Goose Island Beer Co – Oktoberfest
While there are many Chicago breweries that release Oktoberfest beers, I wanted to choose the most accessible one from our great city. Goose Island consistently puts out a top notch Märzen that always winds up in my fridge this time of year. This beer has a lot complexity compared to some of the others on this list. It starts with sweet earthy nose, frothy head, and a balanced malt body. One of the hoppiest Oktoberfest beers I’ve had, in that I can actually taste some hop bitterness. The IBU clocks in at a whopping 17, so it’s by no means a hop-forward beer. What I really enjoy about this beer is that as it warms, the caramel flavors really start to shine through. I would love to reduce the beer down and cover an apple in it. Mmmm Oktoberfest caramel apples.
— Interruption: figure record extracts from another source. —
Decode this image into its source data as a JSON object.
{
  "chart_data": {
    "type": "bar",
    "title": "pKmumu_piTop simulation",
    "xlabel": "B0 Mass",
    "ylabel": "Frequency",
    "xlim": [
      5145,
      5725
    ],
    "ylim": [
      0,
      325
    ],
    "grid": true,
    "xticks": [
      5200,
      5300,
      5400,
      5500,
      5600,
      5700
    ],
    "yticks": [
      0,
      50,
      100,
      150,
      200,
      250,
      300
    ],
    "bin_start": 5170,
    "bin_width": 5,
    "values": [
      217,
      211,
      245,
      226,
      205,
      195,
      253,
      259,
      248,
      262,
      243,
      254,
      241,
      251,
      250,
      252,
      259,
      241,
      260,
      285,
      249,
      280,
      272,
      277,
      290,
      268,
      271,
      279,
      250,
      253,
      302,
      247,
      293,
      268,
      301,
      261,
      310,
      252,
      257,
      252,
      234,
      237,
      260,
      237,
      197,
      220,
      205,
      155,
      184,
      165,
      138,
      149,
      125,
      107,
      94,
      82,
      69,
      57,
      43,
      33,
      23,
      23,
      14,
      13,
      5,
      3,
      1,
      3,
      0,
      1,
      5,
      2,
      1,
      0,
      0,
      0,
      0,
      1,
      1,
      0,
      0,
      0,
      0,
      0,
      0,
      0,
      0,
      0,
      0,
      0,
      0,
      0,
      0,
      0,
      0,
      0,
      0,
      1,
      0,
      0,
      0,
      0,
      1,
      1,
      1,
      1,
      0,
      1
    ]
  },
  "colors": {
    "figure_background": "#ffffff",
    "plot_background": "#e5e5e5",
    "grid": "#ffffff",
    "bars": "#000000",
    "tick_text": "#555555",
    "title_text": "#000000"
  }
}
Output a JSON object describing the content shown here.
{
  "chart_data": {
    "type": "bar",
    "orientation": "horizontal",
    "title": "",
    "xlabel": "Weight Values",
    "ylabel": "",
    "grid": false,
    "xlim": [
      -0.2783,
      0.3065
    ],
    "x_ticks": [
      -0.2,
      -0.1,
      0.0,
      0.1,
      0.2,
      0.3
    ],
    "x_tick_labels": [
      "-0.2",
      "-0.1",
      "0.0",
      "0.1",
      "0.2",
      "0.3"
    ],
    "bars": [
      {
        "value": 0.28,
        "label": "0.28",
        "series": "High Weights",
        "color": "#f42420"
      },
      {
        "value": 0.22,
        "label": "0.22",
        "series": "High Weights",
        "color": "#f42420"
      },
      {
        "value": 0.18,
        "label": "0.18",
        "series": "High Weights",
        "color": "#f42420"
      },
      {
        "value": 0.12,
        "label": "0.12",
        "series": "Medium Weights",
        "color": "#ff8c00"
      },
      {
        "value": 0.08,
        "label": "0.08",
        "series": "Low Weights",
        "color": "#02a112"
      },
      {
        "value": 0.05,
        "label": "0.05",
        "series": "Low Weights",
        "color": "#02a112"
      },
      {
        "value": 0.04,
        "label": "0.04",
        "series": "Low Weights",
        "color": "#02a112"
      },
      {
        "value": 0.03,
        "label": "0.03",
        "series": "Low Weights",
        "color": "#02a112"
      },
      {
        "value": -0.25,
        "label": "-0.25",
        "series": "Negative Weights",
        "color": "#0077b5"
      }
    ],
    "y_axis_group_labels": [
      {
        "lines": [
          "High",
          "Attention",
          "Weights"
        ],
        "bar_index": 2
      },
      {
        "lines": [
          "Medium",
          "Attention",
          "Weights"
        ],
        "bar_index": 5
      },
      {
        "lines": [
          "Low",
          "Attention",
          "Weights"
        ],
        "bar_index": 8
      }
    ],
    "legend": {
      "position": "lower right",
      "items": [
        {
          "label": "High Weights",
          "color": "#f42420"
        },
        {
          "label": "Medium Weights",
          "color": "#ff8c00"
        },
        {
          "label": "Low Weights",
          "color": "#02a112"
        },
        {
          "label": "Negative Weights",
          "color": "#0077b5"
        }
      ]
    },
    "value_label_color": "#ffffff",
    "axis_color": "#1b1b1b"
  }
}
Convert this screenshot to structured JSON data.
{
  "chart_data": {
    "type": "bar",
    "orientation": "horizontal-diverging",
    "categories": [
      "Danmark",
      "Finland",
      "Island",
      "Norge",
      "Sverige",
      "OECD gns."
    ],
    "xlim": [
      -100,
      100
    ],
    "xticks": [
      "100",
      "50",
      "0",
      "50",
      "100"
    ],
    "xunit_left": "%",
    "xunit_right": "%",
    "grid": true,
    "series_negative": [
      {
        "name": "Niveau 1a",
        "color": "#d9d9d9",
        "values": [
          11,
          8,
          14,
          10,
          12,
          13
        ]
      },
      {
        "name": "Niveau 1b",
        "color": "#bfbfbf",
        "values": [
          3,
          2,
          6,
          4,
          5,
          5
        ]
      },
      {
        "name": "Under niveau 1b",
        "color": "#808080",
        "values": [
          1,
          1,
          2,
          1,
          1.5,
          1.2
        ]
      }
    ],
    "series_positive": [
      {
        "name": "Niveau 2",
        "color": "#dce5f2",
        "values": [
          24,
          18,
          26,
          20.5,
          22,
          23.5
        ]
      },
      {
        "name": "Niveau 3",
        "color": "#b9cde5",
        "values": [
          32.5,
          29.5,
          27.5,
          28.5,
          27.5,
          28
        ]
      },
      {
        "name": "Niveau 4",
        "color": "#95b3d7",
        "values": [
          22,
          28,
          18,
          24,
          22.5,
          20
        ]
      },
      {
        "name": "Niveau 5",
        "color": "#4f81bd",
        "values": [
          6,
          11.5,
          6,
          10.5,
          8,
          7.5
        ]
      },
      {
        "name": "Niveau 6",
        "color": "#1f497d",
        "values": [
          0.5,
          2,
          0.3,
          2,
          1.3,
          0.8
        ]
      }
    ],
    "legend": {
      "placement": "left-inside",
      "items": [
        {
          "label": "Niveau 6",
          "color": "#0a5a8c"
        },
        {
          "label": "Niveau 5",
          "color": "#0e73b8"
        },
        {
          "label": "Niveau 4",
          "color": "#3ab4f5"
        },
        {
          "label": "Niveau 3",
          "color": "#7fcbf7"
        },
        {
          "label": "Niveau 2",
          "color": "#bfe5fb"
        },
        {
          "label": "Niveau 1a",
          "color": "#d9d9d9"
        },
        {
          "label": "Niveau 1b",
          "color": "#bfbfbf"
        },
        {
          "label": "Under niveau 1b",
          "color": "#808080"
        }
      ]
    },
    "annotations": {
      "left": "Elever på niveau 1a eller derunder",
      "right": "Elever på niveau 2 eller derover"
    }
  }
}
Samuel Adams – Octoberfest
Sam Adams Octoberfest is perhaps the original-mass produced American Oktoberfest beer. This beer has been recommended to me as a gold standard of the style. I’ve tried it in the past but I really don’t remember anything earth shattering about it. This beer is one of the lowest in ABV and pours with a clingy head smelling of caramalt. I now have to agree with those who recommend this beer since it is such a solid drinker. It has a superb malt profile that clings to the roof of the mouth. The flavors stay with you between sips reminding you to take another drink.
Spaten – Oktoberfest
This beer comes from the Oktoberfest source; Munich Germany. If any brewery knows how to make the standard in Märzen, you’d imagine it would be one from the celebration’s epicenter. The thin head dissipates quickly, turning into a really balanced beer that’s not overpowering on malt. I would equate Spaten’s Oktoberfest to a dark Coors (in the best way) with effervescent carbonation and fresh finish. While American breweries attempt to make bigger and bolder malt notes in their Oktoberfests, Spaten keeps the style as a refreshing beer that may be a little mild to the US beer geek taste. I would drink this for days in Munich while wearing lederhosen dancing to polka and gorging on pretzels.
New Glarus Brewing – Staghorn
The first time I drank this I was sitting at a beach bonfire overlooking Lake Michigan just south of Sheboygan, Wisconsin. During that visit, I discovered that Sheboygan brats are worth the hype and that Staghorn pairs insanely well with them. The red ale’s aroma is almost nonexistent but roasted malt body turns to a grassy finish. This is a very approachable beer and would be a great introduction to an Oktoberfest newbie.
Left Hand – Oktoberfest
As a left hander, I’m always drawn to this brewery’s lineup. This Oktoberfest Vienna malts hit heavy on the sides of the tongue while getting sweeter toward the center. The beer seems boozy from nose to finish even though it’s only an ABV of 6.6%. Slight astringent notes appear as it warms which could be from tannins in the grains. Out of all the beers this is my least favorite due to the off flavor, I would suggest sticking with Left Hand’s Milk Stout.